On 31 Oct 2013 00:43, "Oscar Benjamin" <oscar.j.benjamin@gmail.com> wrote:
On 30 October 2013 13:45, Nick Coghlan <ncoghlan@gmail.com> wrote:
On 30 October 2013 20:22, Nick Coghlan <ncoghlan@gmail.com> wrote:
That means that until people have fully explored exactly the semantics they want in terms of the existing object model, just as I did for rslice(), then there are *zero* grounds to be discussing syntax changes that provide those new semantics.
Hmm, looks like my rslice testing was broken. Anyway, I created an enhanced version people using the "End - idx" notation from the end that actually passes more systematic testing:
https://bitbucket.org/ncoghlan/misc/src/default/rslice.py?at=default
It took me a while to get to that link. I think bitbucket may be having server problems.
from rslice import rslice, betterslice, End betterslice(-4, 5) slice(0, 5, 1) betterslice(End-4, 5) slice(-4, 5, 1) rslice(-4, 5).as_slice(10) slice(4, -11, -1) rslice(End-4, 5).as_slice(10) slice(4, -5, -1)
I like the idea of a magic End object. I would be happy to see negative indexing deprecated in favour of that. For this to really be useful though it needs to apply to ordinary indexing as well as slicing. If it also becomes an error to use negative indices then you get proper bounds checking as well as an explicit way to show when you're indexing from the end which is a substantial improvement.
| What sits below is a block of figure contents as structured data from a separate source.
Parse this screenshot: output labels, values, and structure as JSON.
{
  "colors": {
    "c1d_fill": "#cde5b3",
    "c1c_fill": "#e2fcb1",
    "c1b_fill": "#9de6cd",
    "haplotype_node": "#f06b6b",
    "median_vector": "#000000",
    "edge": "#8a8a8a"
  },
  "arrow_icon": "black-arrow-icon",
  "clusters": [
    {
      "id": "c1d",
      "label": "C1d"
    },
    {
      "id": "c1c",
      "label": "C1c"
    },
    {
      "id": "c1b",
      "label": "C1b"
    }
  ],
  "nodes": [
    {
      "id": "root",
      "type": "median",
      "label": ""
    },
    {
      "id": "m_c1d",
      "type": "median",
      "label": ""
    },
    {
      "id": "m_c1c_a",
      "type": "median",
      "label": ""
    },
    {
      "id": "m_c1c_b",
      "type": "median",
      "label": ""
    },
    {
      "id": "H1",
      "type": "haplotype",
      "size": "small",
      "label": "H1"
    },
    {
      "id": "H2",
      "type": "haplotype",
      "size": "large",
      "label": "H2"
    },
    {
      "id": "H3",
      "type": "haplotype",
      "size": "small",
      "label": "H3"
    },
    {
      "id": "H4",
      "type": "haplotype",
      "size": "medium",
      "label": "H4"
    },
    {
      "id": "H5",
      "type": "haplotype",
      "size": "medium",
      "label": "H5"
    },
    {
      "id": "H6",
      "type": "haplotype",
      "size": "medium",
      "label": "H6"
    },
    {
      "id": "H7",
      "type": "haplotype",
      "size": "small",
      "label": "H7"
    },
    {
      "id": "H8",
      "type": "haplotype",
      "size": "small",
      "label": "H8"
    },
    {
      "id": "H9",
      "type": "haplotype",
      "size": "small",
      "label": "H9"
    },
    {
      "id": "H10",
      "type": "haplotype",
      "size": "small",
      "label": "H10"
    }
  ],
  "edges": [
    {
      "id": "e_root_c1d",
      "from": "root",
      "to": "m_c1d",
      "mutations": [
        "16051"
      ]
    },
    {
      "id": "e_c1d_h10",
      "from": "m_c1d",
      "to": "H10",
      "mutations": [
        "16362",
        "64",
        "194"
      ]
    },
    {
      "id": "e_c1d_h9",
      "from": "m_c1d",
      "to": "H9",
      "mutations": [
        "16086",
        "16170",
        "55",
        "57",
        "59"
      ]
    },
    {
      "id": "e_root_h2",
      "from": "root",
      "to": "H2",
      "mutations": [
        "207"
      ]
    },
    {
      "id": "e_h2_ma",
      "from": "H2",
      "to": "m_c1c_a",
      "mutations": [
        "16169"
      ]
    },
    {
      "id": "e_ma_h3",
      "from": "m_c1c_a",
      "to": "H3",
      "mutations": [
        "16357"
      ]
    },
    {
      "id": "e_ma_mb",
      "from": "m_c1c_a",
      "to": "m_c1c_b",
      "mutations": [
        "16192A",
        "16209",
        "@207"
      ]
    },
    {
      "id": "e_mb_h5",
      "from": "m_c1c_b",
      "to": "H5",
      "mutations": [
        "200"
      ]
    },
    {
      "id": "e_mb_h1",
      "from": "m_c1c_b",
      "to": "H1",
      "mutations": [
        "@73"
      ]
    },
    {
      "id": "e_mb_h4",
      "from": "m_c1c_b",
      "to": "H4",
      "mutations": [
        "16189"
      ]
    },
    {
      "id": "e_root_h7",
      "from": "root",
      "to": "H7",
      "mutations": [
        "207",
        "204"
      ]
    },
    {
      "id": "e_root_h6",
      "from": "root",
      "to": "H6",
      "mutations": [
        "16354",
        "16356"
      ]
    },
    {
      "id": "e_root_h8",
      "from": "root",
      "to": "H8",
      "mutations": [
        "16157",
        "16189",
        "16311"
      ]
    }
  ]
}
That's much harder to do in a backwards compatible way without introducing both the index() and rindex() types Ron (I think?) suggested (the End object in my proof-of-concept is a stripped down rindex type), and even then it's hard to provide both clamping for slices and an index error for out of bounds item lookup. They both also have the problem that __index__ isn't allowed to return None. Regardless, the main thing I got out of writing that proof of concept is that I'd now be +1 on a patch to make it possible and practical to inherit from slice objects to override their construction and their indices() method. Previously I would have asked "What's the point?" Cheers, Nick.